Una victoria ajena y entrañable

En algún rincón de la memoria, entre los ecos solemnes de la Plaza Roja y el bullicio de la Plaza Murillo, aún se celebra —con desfiles, marchas y alguna lágrima— la victoria en la llamada Gran Guerra Patria.

Aquella cruzada de acero y nieve en la que el pueblo soviético, a puro coraje y metralla, le dijo “niet” al fascismo alemán. Mientras tanto, en Bolivia, todavía se debatía si el verdadero enemigo era el comunismo, la inflación o los indios.

Porque, mientras en Europa caían bombas, en nuestro país caían gobiernos.

En Stalingrado, los obreros soviéticos, con fusil y fábrica al hombro, frenaron al ejército nazi con una determinación tan férrea como la de los defensores del fortín Boquerón en la Guerra del Chaco, sin rendirse frente a la adversidad más brutal.
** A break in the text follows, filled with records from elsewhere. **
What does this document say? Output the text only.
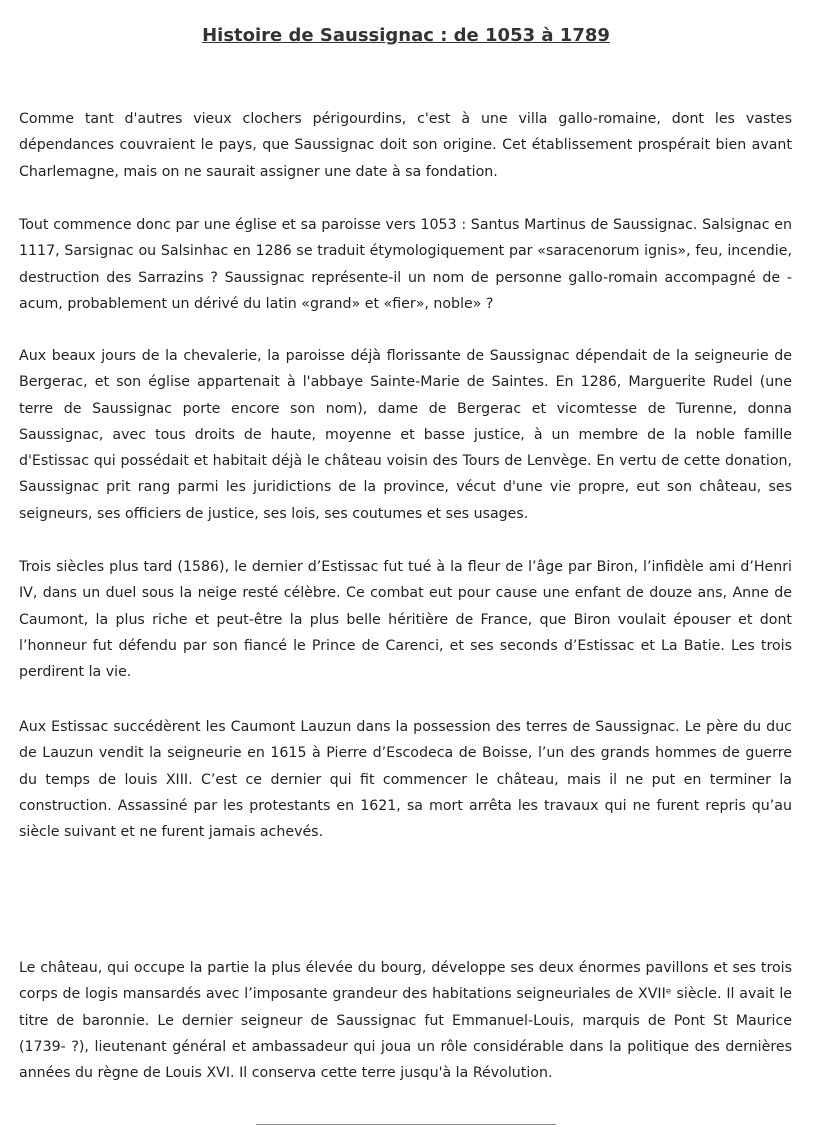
Histoire de Saussignac : de 1053 à 1789

Comme tant d'autres vieux clochers périgourdins, c'est à une villa gallo-romaine, dont les vastes dépendances couvraient le pays, que Saussignac doit son origine. Cet établissement prospérait bien avant Charlemagne, mais on ne saurait assigner une date à sa fondation.

Tout commence donc par une église et sa paroisse vers 1053 : Santus Martinus de Saussignac. Salsignac en 1117, Sarsignac ou Salsinhac en 1286 se traduit étymologiquement par «saracenorum ignis», feu, incendie, destruction des Sarrazins ? Saussignac représente-il un nom de personne gallo-romain accompagné de -acum, probablement un dérivé du latin «grand» et «fier», noble» ?

Aux beaux jours de la chevalerie, la paroisse déjà florissante de Saussignac dépendait de la seigneurie de Bergerac, et son église appartenait à l'abbaye Sainte-Marie de Saintes. En 1286, Marguerite Rudel (une terre de Saussignac porte encore son nom), dame de Bergerac et vicomtesse de Turenne, donna Saussignac, avec tous droits de haute, moyenne et basse justice, à un membre de la noble famille d'Estissac qui possédait et habitait déjà le château voisin des Tours de Lenvège. En vertu de cette donation, Saussignac prit rang parmi les juridictions de la province, vécut d'une vie propre, eut son château, ses seigneurs, ses officiers de justice, ses lois, ses coutumes et ses usages.

Trois siècles plus tard (1586), le dernier d’Estissac fut tué à la fleur de l’âge par Biron, l’infidèle ami d’Henri IV, dans un duel sous la neige resté célèbre. Ce combat eut pour cause une enfant de douze ans, Anne de Caumont, la plus riche et peut-être la plus belle héritière de France, que Biron voulait épouser et dont l’honneur fut défendu par son fiancé le Prince de Carenci, et ses seconds d’Estissac et La Batie. Les trois perdirent la vie.

Aux Estissac succédèrent les Caumont Lauzun dans la possession des terres de Saussignac. Le père du duc de Lauzun vendit la seigneurie en 1615 à Pierre d’Escodeca de Boisse, l’un des grands hommes de guerre du temps de louis XIII. C’est ce dernier qui fit commencer le château, mais il ne put en terminer la construction. Assassiné par les protestants en 1621, sa mort arrêta les travaux qui ne furent repris qu’au siècle suivant et ne furent jamais achevés.

Le château, qui occupe la partie la plus élevée du bourg, développe ses deux énormes pavillons et ses trois corps de logis mansardés avec l’imposante grandeur des habitations seigneuriales de XVIIᵉ siècle. Il avait le titre de baronnie. Le dernier seigneur de Saussignac fut Emmanuel-Louis, marquis de Pont St Maurice (1739- ?), lieutenant général et ambassadeur qui joua un rôle considérable dans la politique des dernières années du règne de Louis XVI. Il conserva cette terre jusqu'à la Révolution.
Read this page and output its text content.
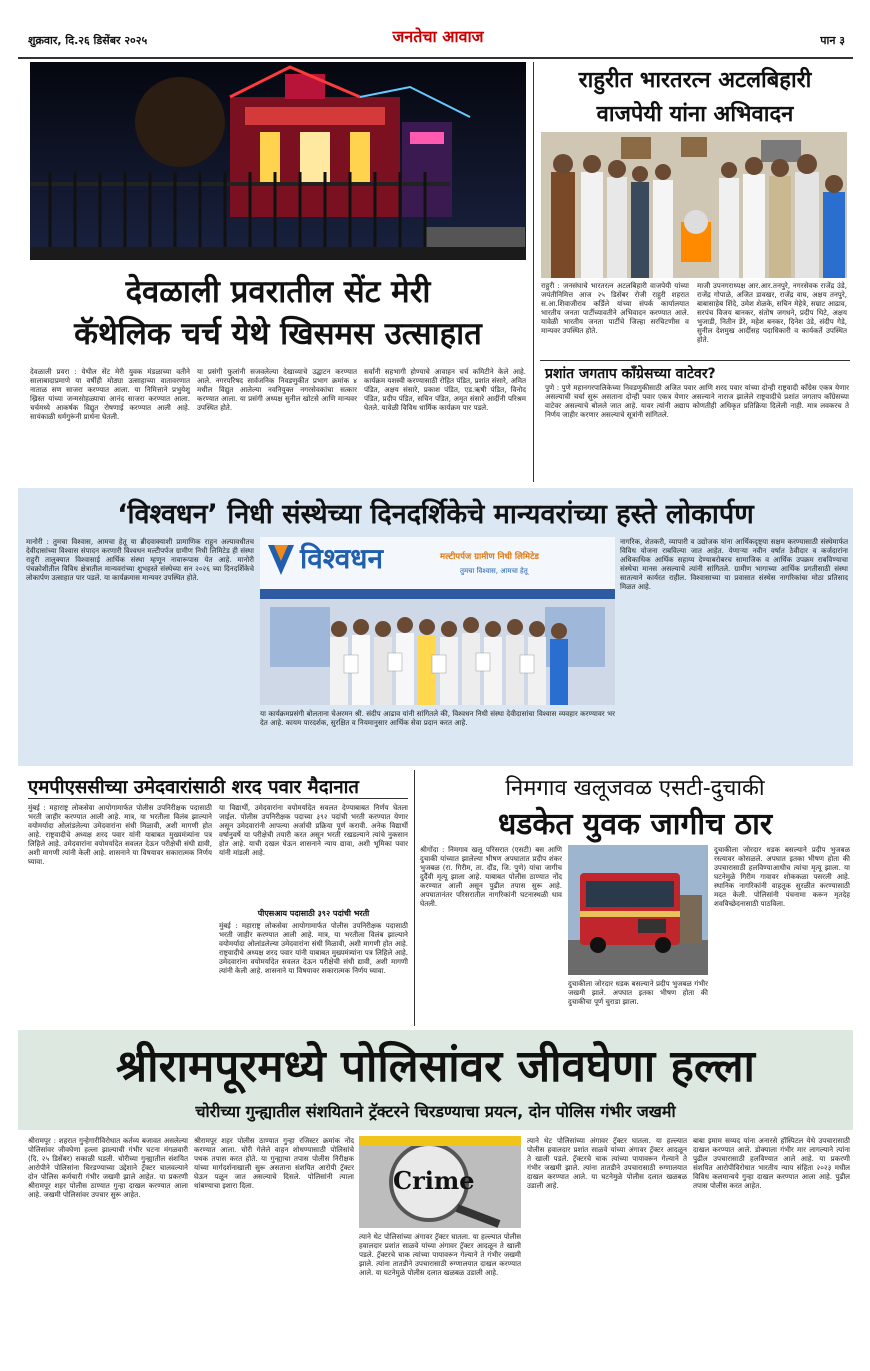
शुक्रवार, दि.२६ डिसेंबर २०२५	जनतेचा आवाज	पान ३
देवळाली प्रवरातील सेंट मेरी
कॅथेलिक चर्च येथे खिसमस उत्साहात
देवळाली प्रवरा : येथील सेंट मेरी युवक मंडळाच्या वतीने सालाबादाप्रमाणे या वर्षीही मोठ्या उत्साहाच्या वातावरणात नाताळ सण साजरा करण्यात आला. या निमित्ताने प्रभुयेशु ख्रिस्त यांच्या जन्मसोहळ्याचा आनंद साजरा करण्यात आला. चर्चमध्ये आकर्षक विद्युत रोषणाई करण्यात आली आहे. सायंकाळी धर्मगुरूंनी प्रार्थना घेतली.
या प्रसंगी फुलांनी सजवलेल्या देखाव्याचे उद्घाटन करण्यात आले. नगरपरिषद सार्वजनिक निवडणुकीत प्रभाग क्रमांक ४ मधील विद्युत आलेल्या नवनियुक्त नगरसेवकांचा सत्कार करण्यात आला. या प्रसंगी अध्यक्ष सुनील खोटसे आणि मान्यवर उपस्थित होते.
सर्वांनी सहभागी होण्याचे आवाहन चर्च कमिटीने केले आहे. कार्यक्रम यशस्वी करण्यासाठी रोहित पंडित, प्रशांत संसारे, अमित पंडित, अक्षय संसारे, प्रकाश पंडित, एड.ऋषी पंडित, विनोद पंडित, प्रदीप पंडित, सचिन पंडित, अमृत संसारे आदींनी परिश्रम घेतले. यावेळी विविध धार्मिक कार्यक्रम पार पडले.
राहुरीत भारतरत्न अटलबिहारी
वाजपेयी यांना अभिवादन
राहुरी : जनसंघाचे भारतरत्न अटलबिहारी वाजपेयी यांच्या जयंतीनिमित्त आज २५ डिसेंबर रोजी राहुरी शहरात स.आ.शिवाजीराव कर्डिले यांच्या संपर्क कार्यालयात भारतीय जनता पार्टीच्यावतीने अभिवादन करण्यात आले. यावेळी भारतीय जनता पार्टीचे जिल्हा सरचिटणीस व मान्यवर उपस्थित होते.
माजी उपनगराध्यक्ष आर.आर.तनपुरे, नगरसेवक राजेंद्र उंडे, राजेंद्र गोपाळे, अजित डावखर, राजेंद्र वाघ, अक्षय तनपुरे, बाबासाहेब शिंदे, उमेश शेळके, सचिन मेहेत्रे, सम्राट आढाव, सरपंच विजय बानकर, संतोष जगधने, प्रदीप थिटे, अक्षय भुजाडी, नितीन डेरे, महेश बनकर, दिनेश उंडे, संदीप गेडे, सुनील देशमुख आदींसह पदाधिकारी व कार्यकर्ते उपस्थित होते.
प्रशांत जगताप काँग्रेसच्या वाटेवर?
पुणे : पुणे महानगरपालिकेच्या निवडणुकीसाठी अजित पवार आणि शरद पवार यांच्या दोन्ही राष्ट्रवादी काँग्रेस एकत्र येणार असल्याची चर्चा सुरू असताना दोन्ही पवार एकत्र येणार असल्याने नाराज झालेले राष्ट्रवादीचे प्रशांत जगताप काँग्रेसच्या वाटेवर असल्याचे बोलले जात आहे. यावर त्यांनी अद्याप कोणतीही अधिकृत प्रतिक्रिया दिलेली नाही. मात्र लवकरच ते निर्णय जाहीर करणार असल्याचे सूत्रांनी सांगितले.
‘विश्वधन’ निधी संस्थेच्या दिनदर्शिकेचे मान्यवरांच्या हस्ते लोकार्पण
मानोरी : तुमचा विश्वास, आमचा हेतू या ब्रीदवाक्याशी प्रामाणिक राहून अल्पावधीतच देवीदासांच्या विश्वास संपादन करणारी विश्वधन मल्टीपर्पज ग्रामीण निधी लिमिटेड ही संस्था राहुरी तालुक्यात विश्वासाई आर्थिक संस्था म्हणून नावारूपास येत आहे. मानोरी पंचक्रोशीतील विविध क्षेत्रातील मान्यवरांच्या शुभहस्ते संस्थेच्या सन २०२६ च्या दिनदर्शिकेचे लोकार्पण उत्साहात पार पडले. या कार्यक्रमास मान्यवर उपस्थित होते.
विश्वधन	मल्टीपर्पज ग्रामीण निधी लिमिटेड
तुमचा विश्वास, आमचा हेतू
या कार्यक्रमप्रसंगी बोलताना चेअरमन श्री. संदीप आढाव यांनी सांगितले की, विश्वधन निधी संस्था देवीदासांचा विश्वास व्यवहार करण्यावर भर देत आहे. कायम पारदर्शक, सुरक्षित व नियमानुसार आर्थिक सेवा प्रदान करत आहे.
नागरिक, शेतकरी, व्यापारी व उद्योजक यांना आर्थिकदृष्ट्या सक्षम करण्यासाठी संस्थेमार्फत विविध योजना राबविल्या जात आहेत. येणाऱ्या नवीन वर्षात ठेवीदार व कर्जदारांना अधिकाधिक आर्थिक सहाय्य देण्याबरोबरच सामाजिक व आर्थिक उपक्रम राबविण्याचा संस्थेचा मानस असल्याचे त्यांनी सांगितले. ग्रामीण भागाच्या आर्थिक प्रगतीसाठी संस्था सातत्याने कार्यरत राहील. विश्वासाच्या या प्रवासात संस्थेस नागरिकांचा मोठा प्रतिसाद मिळत आहे.
एमपीएससीच्या उमेदवारांसाठी शरद पवार मैदानात
मुंबई : महाराष्ट्र लोकसेवा आयोगामार्फत पोलीस उपनिरीक्षक पदासाठी भरती जाहीर करण्यात आली आहे. मात्र, या भरतीला विलंब झाल्याने वयोमर्यादा ओलांडलेल्या उमेदवारांना संधी मिळावी, अशी मागणी होत आहे. राष्ट्रवादीचे अध्यक्ष शरद पवार यांनी याबाबत मुख्यमंत्र्यांना पत्र लिहिले आहे. उमेदवारांना वयोमर्यादेत सवलत देऊन परीक्षेची संधी द्यावी, अशी मागणी त्यांनी केली आहे. शासनाने या विषयावर सकारात्मक निर्णय घ्यावा.
या विद्यार्थी, उमेदवारांना वयोमर्यादेत सवलत देण्याबाबत निर्णय घेतला जाईल. पोलीस उपनिरीक्षक पदाच्या ३९२ पदांची भरती करण्यात येणार असून उमेदवारांनी आपल्या अर्जाची प्रक्रिया पूर्ण करावी. अनेक विद्यार्थी वर्षानुवर्षे या परीक्षेची तयारी करत असून भरती रखडल्याने त्यांचे नुकसान होत आहे. याची दखल घेऊन शासनाने न्याय द्यावा, अशी भूमिका पवार यांनी मांडली आहे.
पीएसआय पदासाठी ३९२ पदांची भरती
मुंबई : महाराष्ट्र लोकसेवा आयोगामार्फत पोलीस उपनिरीक्षक पदासाठी भरती जाहीर करण्यात आली आहे. मात्र, या भरतीला विलंब झाल्याने वयोमर्यादा ओलांडलेल्या उमेदवारांना संधी मिळावी, अशी मागणी होत आहे. राष्ट्रवादीचे अध्यक्ष शरद पवार यांनी याबाबत मुख्यमंत्र्यांना पत्र लिहिले आहे. उमेदवारांना वयोमर्यादेत सवलत देऊन परीक्षेची संधी द्यावी, अशी मागणी त्यांनी केली आहे. शासनाने या विषयावर सकारात्मक निर्णय घ्यावा.
निमगाव खलूजवळ एसटी-दुचाकी
धडकेत युवक जागीच ठार
श्रीगोंदा : निमगाव खलू परिसरात (एसटी) बस आणि दुचाकी यांच्यात झालेल्या भीषण अपघातात प्रदीप शंकर भुजबळ (रा. गिरीम, ता. दौंड, जि. पुणे) यांचा जागीच दुर्दैवी मृत्यू झाला आहे. याबाबत पोलीस ठाण्यात नोंद करण्यात आली असून पुढील तपास सुरू आहे. अपघातानंतर परिसरातील नागरिकांनी घटनास्थळी धाव घेतली.
दुचाकीला जोरदार धडक बसल्याने प्रदीप भुजबळ गंभीर जखमी झाले. अपघात इतका भीषण होता की दुचाकीचा पूर्ण चुराडा झाला.
दुचाकीला जोरदार धडक बसल्याने प्रदीप भुजबळ रस्त्यावर कोसळले. अपघात इतका भीषण होता की उपचारासाठी हलविण्याआधीच त्यांचा मृत्यू झाला. या घटनेमुळे गिरीम गावावर शोककळा पसरली आहे. स्थानिक नागरिकांनी वाहतूक सुरळीत करण्यासाठी मदत केली. पोलिसांनी पंचनामा करून मृतदेह शवविच्छेदनासाठी पाठविला.
श्रीरामपूरमध्ये पोलिसांवर जीवघेणा हल्ला
चोरीच्या गुन्ह्यातील संशयिताने ट्रॅक्टरने चिरडण्याचा प्रयत्न, दोन पोलिस गंभीर जखमी
श्रीरामपूर : शहरात गुन्हेगारीविरोधात कर्तव्य बजावत असलेल्या पोलिसांवर जीवघेणा हल्ला झाल्याची गंभीर घटना मंगळवारी (दि. २५ डिसेंबर) सकाळी घडली. चोरीच्या गुन्ह्यातील संशयित आरोपीने पोलिसांना चिरडण्याच्या उद्देशाने ट्रॅक्टर चालवल्याने दोन पोलिस कर्मचारी गंभीर जखमी झाले आहेत. या प्रकरणी श्रीरामपूर शहर पोलीस ठाण्यात गुन्हा दाखल करण्यात आला आहे. जखमी पोलिसांवर उपचार सुरू आहेत.
श्रीरामपूर शहर पोलीस ठाण्यात गुन्हा रजिस्टर क्रमांक नोंद करण्यात आला. चोरी गेलेले वाहन शोधण्यासाठी पोलिसांचे पथक तपास करत होते. या गुन्ह्याचा तपास पोलीस निरीक्षक यांच्या मार्गदर्शनाखाली सुरू असताना संशयित आरोपी ट्रॅक्टर घेऊन पळून जात असल्याचे दिसले. पोलिसांनी त्याला थांबण्याचा इशारा दिला.	Crime
त्याने थेट पोलिसांच्या अंगावर ट्रॅक्टर घातला. या हल्ल्यात पोलीस हवालदार प्रशांत साळवे यांच्या अंगावर ट्रॅक्टर आदळून ते खाली पडले. ट्रॅक्टरचे चाक त्यांच्या पायावरून गेल्याने ते गंभीर जखमी झाले. त्यांना तातडीने उपचारासाठी रुग्णालयात दाखल करण्यात आले. या घटनेमुळे पोलीस दलात खळबळ उडाली आहे.
त्याने थेट पोलिसांच्या अंगावर ट्रॅक्टर घातला. या हल्ल्यात पोलीस हवालदार प्रशांत साळवे यांच्या अंगावर ट्रॅक्टर आदळून ते खाली पडले. ट्रॅक्टरचे चाक त्यांच्या पायावरून गेल्याने ते गंभीर जखमी झाले. त्यांना तातडीने उपचारासाठी रुग्णालयात दाखल करण्यात आले. या घटनेमुळे पोलीस दलात खळबळ उडाली आहे.
बाबा इमाम सय्यद यांना अनारसे हॉस्पिटल येथे उपचारासाठी दाखल करण्यात आले. डोक्याला गंभीर मार लागल्याने त्यांना पुढील उपचारासाठी हलविण्यात आले आहे. या प्रकरणी संशयित आरोपीविरोधात भारतीय न्याय संहिता २०२३ मधील विविध कलमान्वये गुन्हा दाखल करण्यात आला आहे. पुढील तपास पोलीस करत आहेत.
Allá no había tiempo ni para llorar a los muertos: el mismo que enterraba a su camarada al amanecer, por la tarde tomaba el fusil para defender una fábrica hecha ruinas.

Y aunque el bigote de Stalin se inmortalizó en fotos y estatuas, aquel sacrificio inconmensurable del Ejército Rojo fue por la abuela que remendaba uniformes en Leningrado, por el campesino de Uzbekistán que mandaba pan al frente, por el niño que, en lugar de jugar con canicas, aprendía a armar granadas. Fue una guerra del pueblo, con el pueblo, y para que el pueblo siguiera existiendo.

La victoria llegó un 9 de mayo de 1945. Porque para los soviéticos el tiempo se mide distinto: ellos ganaron cuando tomaron Berlín, no cuando los yanquis dijeron “hemos ganado”. Fue allí, en las ruinas del Reichstag, donde la hoz y el martillo ondeó sobre la cruz gamada, mientras en la Plaza Murillo, dentro del Congreso Republicano —de estilo francés—, algunos seguían jurando que la libertad venía en receta importada, y que el verdadero enemigo era el obrero que pedía salarios justos y el campesino que pedía tierra, dignidad y soberanía sobre los recursos naturales.

¿Y por qué lo celebran con tanto fervor hasta hoy? Porque fue la única vez que se derrotó al fascismo a lo macho y a lo pobre, sin ayuda de Hollywood. Porque veintisiete millones de muertos no se olvidan, ni aunque cambies de sistema, de escudo o de constitución. Porque esa guerra fue la prueba de que el pueblo —cuando se enoja de verdad— es invencible.

Y sí, tal vez a nosotros nos tocó verla desde la tribuna de la historia, desde nuestras alturas, escuchando la radio Illimani. Pero algo aprendimos: que cuando el pueblo se une —no en discurso, sino en trinchera— ni el más rubio de los imperios puede con él. Y que la historia, la verdadera historia de los pueblos, se escribe desde abajo, con frío en los huesos y fuego en el alma.